Sangat sulit menjauh darimu, Kak. Pertama, karena kita berada satu fakultas. Itu artinya, aku harus melihatmu setiap hari, di gedung yang sama fakultas kita. Kelas kita pun berdampingan. Kedua, bagaimana aku dapat move on darimu kalau kamu saja masih mengontakku seperti dulu, seolah-olah tak pernah terjadi apa-apa di antara kita?

Kak, lebih baik lepaskan aku. Aku tak ingin membuat pacarmu yang cantik itu, salah paham terhadap kita sehingga aku pula yang kena getahnya. Aku akan baik-baik saja tanpamu. Sungguh!”

Bersikap biasa padamu pun adalah hal tersulit bagiku, saat menghadapi orang yang baru saja menolakku. Bahkan sebelum sempat aku mengajukan proposal. Namun aku berhasil walaupun gelenyar nyeri itu masih terasa kala kamu masih menyapaku, ketika kita berpapasan di suatu tempat. Tetapi bedanya, kini kamu mulai menceritakan satu demi satu tentangnya.

Tentang bagaimana kamu berjumpa dengannya pertama kali di kelas Literatur. Hubungan kalian yang telah menginjak hampir dua tahun, yang kamu sukai tentangnya, serta terkadang konflik di antara kalian.

Mungkin seharusnya akulah yang mengurangi harapanku dan mulai melihatmu sebagai teman dekatku.

Walaupun kita tak bisa lebih dekat lagi sebagai seseorang yang lebih dari sekadar teman, aku cukup senang karena kamu mulai mempercayaiku dan berusaha selalu ada untukku. Walaupun waktumu harus kamu bagi empat. Antara skripsi, keluarga, pacarmu yang cantik, dan aku. Terima kasih kamu sudah mempercayaiku.

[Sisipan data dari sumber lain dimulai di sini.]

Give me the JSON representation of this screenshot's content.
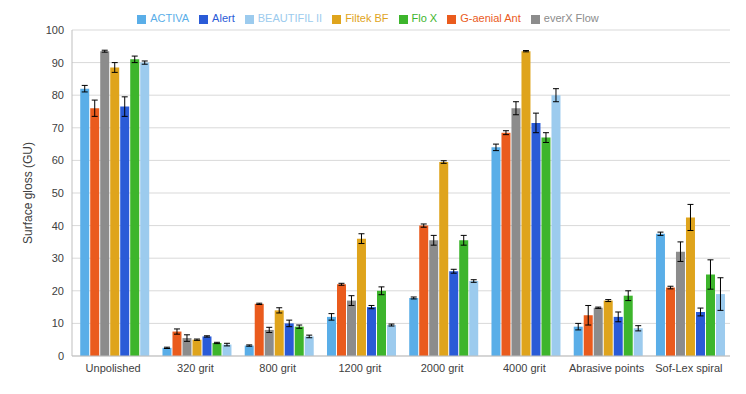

Terima kasih atas traktiranmu ketika kamu tahu aku sedang menderita sindrom akhir bulan atau mau mengajariku mata kuliah yang aku tak mengerti.

Kamu sangat serasi bila disandingkan dengan pacarmu yang cantik itu. Kalian berbagi budaya yang sama, bahasa yang sama, agama yang sama, dan pemikiran yang sama.

Kini aku mulai berusaha ikhlas dan lebih menerima kenyataan. Mungkin kamu tidak akan siap bila kita bersama. Kita memiliki banyak perbedaan. Perbedaan kewarganegaraan, perbedaan budaya, bahasa, agama, tingkah laku, serta jalan pikiran. Nampaknya kamu tidak siap menghadapi perbedaan yang kita punya. Sekalipun cinta dapat menerima perbedaan, ada kalanya ia akan berhenti pada batasnya ketika kita sudah tak sanggup lagi menghadapi perbedaan.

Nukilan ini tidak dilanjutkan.